Last weekend could be renamed "Fear and Loathing in the Kitchen" … an entire Saturday (and I mean the whole day) spent between the four walls of a kitchen, dealing with five different Christmas sweets, with an exaggerated multi-tasking and, of course, with the inevitable mistakes made because of the performance anxiety (I still can't tell you my mistake, but it includes aluminum foil and a long series of curses). But, when you share everything with a good friend, and you season it with a large dose of irony (and I assure you that it was absolutely necessary), even mistakes turn into a laugh and everything goes by, even a 12 hours cooking frenzy.

And then, on Sunday, an epic "polentata" (a meal in which you eat only polenta, with different dressing) in the mountains, taking turns to stir the polenta on the wood stove, with a stew made as nature intended, mushrooms, cheeses and a good red wine.
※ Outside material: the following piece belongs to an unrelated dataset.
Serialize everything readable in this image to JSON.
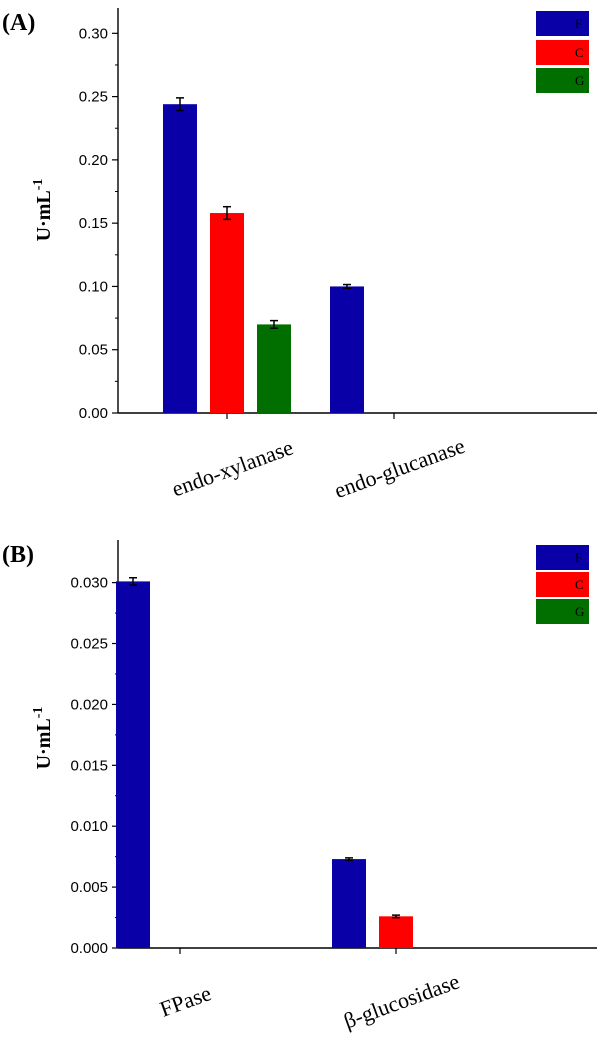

And so, in a kitchen or around a table, with new or old friends, I believe that everything finds the right balance, everything comes back to the right place.

The next weekend it will be Christmas, many of us will spend this week to cook elaborate, long, full-bodied, meals, and some of us will fast (except for the inevitable dinner/afternoon teas/after-dinner to exchange Christmas wishes and gifts .. ok, so basically none will fast) to prepare ourselves for the upcoming holidays. Today I don't propose you a traditional recipe (although in some places in the Asti province this starter is more or less typical) or a complex recipe, but just a stupid, quick and effective one.


Ingredients (deliberately without doses)

* rustic bread (for me a 7 grains home-made bread, a few days old)

* lard (I suggest the one without spices, to bring out the aroma of black pepper)

* ground black pepper


I deliberately didn't set out the doses, 'cause everything goes to the eye, to the mouth, to the nose. Slice some rustic bread into crostini and place them to toast in a hot oven for 5 to 10 minutes. Meanwhile, finely chop lard and season it with plenty of ground black pepper.

When the bread is toasted, take it out of the oven and spread chopped lard and black pepper on bread, so that the lard lightly melts. Eat the crostini when they're still warm.

This is a recipe-not recipe, perfect for a Christmas appetizer, a New Year's Eve finger food (I suggest also the combination lard/dried prunes .. divine) or just something quick, hearty and tasty to eat while you cook up something for the upcoming holidays.